Наибольшую известность Д. А. Клеменц приобрел после Монгольских экспедиций. В Минусинске он делал лишь первые шаги на археологическом поприще, сознавая «как много еще нужно учиться, чтобы ориентироваться надлежащим образом в вопросах археологии, и учиться, когда первая половина жизни давно миновала, можно лишь в том случае, если есть уверенность в пригодности своей для той отрасли, которую делаешь, когда надеешься, что до конца жизни успеешь применить к делу приобретенные сведения»{22}. Но именно здесь, в Минусинске, он, по собственному выражению, приобрел опыт «музейщика школы Мартьянова», испытал страсть к древнему прошлому Сибири, получил навыки полевого исследователя и то огромное чувство ответственности перед наукой, которое нашло отражение во многих его письмах. В этот период в сибирской неволе Клеменц родился как ученый.
Итак, Д. А. Клеменц выехал из Красноярска в Минусинск декабрьским днем 1882 г. По обе стороны тракта, похожего более на проселочную дорогу, часто попадались скопления могильных холмов. Сами холмы, припорошенные снегом, были не заметны, но окружавшие их камни отчетливо вырисовывались на снежном поле. Минусинск удивил опрятностью, вымощенными плитками тротуаров, глухими улицами. Деревянные одноэтажные домики прятались за высокими заборами. Шаги редких прохожих, гулко отдававшиеся на каменных тротуарах, сопровождались непрерывным лаем дворовых собак. Дмитрий Александрович не предчувствовал, что в этом городе он найдет личное счастье, близких людей, что этот город, где «работалось спокойно и тихо», он будет вспоминать всю жизнь.
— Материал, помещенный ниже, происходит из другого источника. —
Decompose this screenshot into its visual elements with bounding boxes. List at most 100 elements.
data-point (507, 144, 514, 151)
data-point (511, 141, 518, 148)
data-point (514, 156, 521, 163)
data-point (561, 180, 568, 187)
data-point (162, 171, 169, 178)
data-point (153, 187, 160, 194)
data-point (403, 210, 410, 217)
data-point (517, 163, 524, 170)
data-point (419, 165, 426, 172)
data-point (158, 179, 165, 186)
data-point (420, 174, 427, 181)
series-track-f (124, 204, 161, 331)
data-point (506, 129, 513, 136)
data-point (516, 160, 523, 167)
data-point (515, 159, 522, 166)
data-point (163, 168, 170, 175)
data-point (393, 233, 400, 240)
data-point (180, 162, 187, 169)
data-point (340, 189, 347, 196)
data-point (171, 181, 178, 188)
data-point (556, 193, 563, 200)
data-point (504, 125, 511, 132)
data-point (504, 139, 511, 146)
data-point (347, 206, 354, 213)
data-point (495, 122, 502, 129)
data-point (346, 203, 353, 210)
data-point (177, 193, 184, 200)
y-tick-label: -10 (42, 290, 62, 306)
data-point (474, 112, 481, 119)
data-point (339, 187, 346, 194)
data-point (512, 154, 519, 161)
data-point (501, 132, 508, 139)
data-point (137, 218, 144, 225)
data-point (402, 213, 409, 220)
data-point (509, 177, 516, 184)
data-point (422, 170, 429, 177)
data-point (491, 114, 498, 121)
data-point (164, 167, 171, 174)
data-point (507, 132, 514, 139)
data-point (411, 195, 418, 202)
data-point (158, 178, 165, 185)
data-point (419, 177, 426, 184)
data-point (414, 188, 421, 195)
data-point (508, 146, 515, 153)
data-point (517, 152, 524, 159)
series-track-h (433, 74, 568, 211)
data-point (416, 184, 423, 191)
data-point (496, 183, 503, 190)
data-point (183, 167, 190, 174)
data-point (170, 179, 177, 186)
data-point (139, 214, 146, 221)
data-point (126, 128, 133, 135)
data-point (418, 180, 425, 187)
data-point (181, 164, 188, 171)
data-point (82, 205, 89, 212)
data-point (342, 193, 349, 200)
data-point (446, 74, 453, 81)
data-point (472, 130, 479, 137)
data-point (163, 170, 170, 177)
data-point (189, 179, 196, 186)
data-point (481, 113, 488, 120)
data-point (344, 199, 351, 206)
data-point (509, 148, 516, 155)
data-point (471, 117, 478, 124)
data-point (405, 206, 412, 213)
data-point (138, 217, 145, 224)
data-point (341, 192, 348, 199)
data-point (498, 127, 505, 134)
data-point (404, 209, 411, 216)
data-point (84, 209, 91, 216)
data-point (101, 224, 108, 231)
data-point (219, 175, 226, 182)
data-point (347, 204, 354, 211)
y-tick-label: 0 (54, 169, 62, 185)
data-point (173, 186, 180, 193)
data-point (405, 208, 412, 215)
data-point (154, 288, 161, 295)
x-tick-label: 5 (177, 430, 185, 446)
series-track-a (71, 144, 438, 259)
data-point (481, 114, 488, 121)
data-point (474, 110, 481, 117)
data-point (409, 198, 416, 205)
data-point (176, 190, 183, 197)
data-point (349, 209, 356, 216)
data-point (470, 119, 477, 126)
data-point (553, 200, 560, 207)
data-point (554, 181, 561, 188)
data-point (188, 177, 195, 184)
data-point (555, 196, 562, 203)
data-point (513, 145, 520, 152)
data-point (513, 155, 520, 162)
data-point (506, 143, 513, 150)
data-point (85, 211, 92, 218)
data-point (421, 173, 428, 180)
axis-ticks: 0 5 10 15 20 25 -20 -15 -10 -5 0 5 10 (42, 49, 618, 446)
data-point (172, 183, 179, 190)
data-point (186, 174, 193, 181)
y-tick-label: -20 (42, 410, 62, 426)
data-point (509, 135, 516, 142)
Уже в первое лето своего пребывания в Минусинске Клеменц отправился с археологом А. В. Адриановым в верховья рек Томь и Абакан. Он осматривал сибирские курганы, слушал о них легенды, посещал золотые прииски. Нищета нерусских селений ужаснула исследователя. Повсюду виднелись полуразвалившиеся прокопченные избенки с неогороженными дворами. Окна многих были затянуты «брюшиной». Люди ходили в жалких рубищах. Иногда на пути встречались страшные мертвые улусы, в которых оспа уничтожила все население. В редких селениях среди темных хибарок возвышались новенькие двухэтажные домики, украшенные вывеской «Распивочно и на вынос» или «Мелочная лавка». Рядом с селами ютились кладбища: еле забросанные камнями могилы с высунувшимися из-под земли колодинами, ящиками, кусками бересты.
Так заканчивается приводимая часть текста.